Tomó nuestro lugar con todas sus consecuencias, para que tuviéramos lugar con él en la gloria. Fue tratado como pecado en la cruz para que fuésemos hallados justos en presencia de la santidad divina. Fue rechazado de la presencia de Dios porque, por imputación, tenía sobre sí el pecado; en cuanto a nosotros, somos recibidos en la casa de Dios y en su seno, ya que, por imputación, tenemos una justicia perfecta. Tuvo que sufrir que Dios le ocultase su rostro a fin de que pudiéramos regocijarnos a la luz de esta faz. Experimentó tres horas de tinieblas para que entrásemos en la luz eterna. Fue abandonado por Dios durante algún tiempo, a fin de que gozáramos de su presencia eternamente. Todo lo que nos correspondía, como pecadores perdidos, fue puesto sobre él para que todo lo que le correspondía, por haber cumplido la obra de la redención, pudiera ser nuestra parte. Todo estaba contra él cuando fue colgado en el madero maldito, para que nada estuviese contra nosotros. Él se identificaba con nosotros en la realidad de la muerte y del juicio, a fin de que fuésemos identificados con él en la realidad de la vida y la justicia. Bebió la copa de la ira –la copa del terror– con el objeto de que bebiésemos la copa de la salvación, la copa de la gracia infinita.

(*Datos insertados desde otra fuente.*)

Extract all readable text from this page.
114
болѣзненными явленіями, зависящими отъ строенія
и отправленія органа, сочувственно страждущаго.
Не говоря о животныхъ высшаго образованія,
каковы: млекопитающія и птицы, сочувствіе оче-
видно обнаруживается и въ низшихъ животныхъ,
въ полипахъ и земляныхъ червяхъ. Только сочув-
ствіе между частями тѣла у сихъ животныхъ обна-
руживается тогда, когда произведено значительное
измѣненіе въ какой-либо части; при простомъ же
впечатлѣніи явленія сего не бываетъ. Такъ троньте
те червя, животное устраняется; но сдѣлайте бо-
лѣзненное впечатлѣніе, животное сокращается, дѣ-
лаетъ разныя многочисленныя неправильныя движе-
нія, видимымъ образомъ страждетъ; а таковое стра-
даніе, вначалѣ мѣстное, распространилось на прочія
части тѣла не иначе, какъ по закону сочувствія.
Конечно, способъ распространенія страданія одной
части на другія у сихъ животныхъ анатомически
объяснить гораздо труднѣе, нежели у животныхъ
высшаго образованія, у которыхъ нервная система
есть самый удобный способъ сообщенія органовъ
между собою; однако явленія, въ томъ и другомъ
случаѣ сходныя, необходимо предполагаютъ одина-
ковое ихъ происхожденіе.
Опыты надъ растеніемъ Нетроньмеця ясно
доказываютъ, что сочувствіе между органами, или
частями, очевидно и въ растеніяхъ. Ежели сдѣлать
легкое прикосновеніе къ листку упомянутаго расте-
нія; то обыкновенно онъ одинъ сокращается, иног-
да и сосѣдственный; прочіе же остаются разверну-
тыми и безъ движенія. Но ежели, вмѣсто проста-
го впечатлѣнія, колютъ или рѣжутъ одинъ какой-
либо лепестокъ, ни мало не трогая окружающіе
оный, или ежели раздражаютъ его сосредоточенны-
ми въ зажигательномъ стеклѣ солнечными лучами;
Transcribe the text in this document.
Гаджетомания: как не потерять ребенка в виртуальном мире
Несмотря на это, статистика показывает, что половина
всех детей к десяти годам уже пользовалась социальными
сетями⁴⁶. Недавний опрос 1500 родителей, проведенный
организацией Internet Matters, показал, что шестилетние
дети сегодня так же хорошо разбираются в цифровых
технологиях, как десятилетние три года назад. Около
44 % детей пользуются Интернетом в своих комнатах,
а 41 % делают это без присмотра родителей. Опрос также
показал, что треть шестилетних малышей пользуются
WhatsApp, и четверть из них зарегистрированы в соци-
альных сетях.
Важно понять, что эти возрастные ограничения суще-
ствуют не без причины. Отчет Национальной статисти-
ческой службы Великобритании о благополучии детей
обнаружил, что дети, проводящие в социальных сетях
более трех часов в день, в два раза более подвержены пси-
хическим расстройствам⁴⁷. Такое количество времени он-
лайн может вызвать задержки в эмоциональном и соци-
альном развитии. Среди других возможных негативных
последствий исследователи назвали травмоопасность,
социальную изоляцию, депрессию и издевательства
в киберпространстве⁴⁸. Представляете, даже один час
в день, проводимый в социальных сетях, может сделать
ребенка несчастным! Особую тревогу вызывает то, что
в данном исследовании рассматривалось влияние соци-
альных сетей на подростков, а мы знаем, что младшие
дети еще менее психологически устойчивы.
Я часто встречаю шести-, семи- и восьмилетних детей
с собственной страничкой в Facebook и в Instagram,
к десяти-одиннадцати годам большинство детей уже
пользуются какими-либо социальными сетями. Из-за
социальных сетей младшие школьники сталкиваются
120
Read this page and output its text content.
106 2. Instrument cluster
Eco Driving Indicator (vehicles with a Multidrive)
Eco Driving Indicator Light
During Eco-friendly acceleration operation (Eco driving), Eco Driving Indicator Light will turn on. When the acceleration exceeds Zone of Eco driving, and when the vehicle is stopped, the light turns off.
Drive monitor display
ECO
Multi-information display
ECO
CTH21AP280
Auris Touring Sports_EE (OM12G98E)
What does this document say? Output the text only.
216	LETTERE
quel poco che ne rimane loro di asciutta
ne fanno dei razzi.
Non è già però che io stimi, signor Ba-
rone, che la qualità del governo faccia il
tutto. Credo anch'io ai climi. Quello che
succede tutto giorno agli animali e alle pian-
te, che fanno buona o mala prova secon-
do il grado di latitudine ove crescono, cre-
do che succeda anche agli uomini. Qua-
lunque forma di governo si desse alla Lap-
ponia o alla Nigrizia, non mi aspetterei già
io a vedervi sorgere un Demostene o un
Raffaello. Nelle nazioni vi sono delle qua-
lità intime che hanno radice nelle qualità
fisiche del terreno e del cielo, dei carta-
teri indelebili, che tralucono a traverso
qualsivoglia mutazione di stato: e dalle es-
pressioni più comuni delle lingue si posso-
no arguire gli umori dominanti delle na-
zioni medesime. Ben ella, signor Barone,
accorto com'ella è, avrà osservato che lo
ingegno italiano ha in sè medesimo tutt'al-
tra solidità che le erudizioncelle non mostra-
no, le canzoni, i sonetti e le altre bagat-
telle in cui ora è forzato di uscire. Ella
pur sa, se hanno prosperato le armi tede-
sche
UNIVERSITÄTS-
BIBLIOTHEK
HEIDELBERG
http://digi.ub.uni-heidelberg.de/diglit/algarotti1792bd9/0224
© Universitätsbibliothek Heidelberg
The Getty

Tal es la maravillosa verdad ilustrada en el acto ceremonial de la imposición de las manos. Cuando el adorador ponía su mano sobre la cabeza de la víctima para el holocausto, ya no se trataba de lo que era o de lo que merecía; únicamente contaba lo que era la ofrenda a juicio de Jehová. Si la víctima era sin defecto, la persona que la ofrecía lo era también. Si la víctima era aceptada, aquel que la ofrecía lo era también. Estaban perfectamente identificados. El acto de imponer las manos hacía que fueran uno a los ojos de Dios. Él veía al oferente a través de la ofrenda.

Así era en el holocausto; pero en el sacrificio por el pecado, cuando el oferente ponía la mano sobre la cabeza de la víctima, era asunto de su propia condición. La víctima era tratada según lo que merecía el que la ofrecía. Estaban perfectamente identificados. El acto de imponer las manos los constituía uno a los ojos de Dios. En el sacrificio por el pecado se tenía que arreglar el asunto del pecado de aquel que lo ofrecía; en el holocausto, el que lo ofrecía era aceptado. Esto establecía una inmensa diferencia entre uno y otro. Por eso, aunque el acto de imponer las manos era común a los dos sacrificios, y aunque este acto expresaba lo mismo en los dos casos –a saber, la identificación–, las consecuencias eran muy distintas. El justo tratado como el injusto, el injusto aceptado en el justo. “Cristo padeció una sola vez por los pecados, el justo por los injustos, para llevarnos a Dios” (1 Pedro 3:18). He aquí la doctrina. Nuestros pecados llevaron a Cristo a la cruz, pero él nos lleva a Dios. Y si él nos lleva a Dios, es por su propia aceptación como resucitado de entre los muertos después de haber quitado nuestros pecados según la perfección de su obra. Él llevó nuestros pecados lejos del santuario de Dios, para poder acercarnos e introducirnos aun en el lugar santísimo, con toda seguridad de corazón, teniendo la conciencia purificada de toda mancha del pecado por su preciosa sangre.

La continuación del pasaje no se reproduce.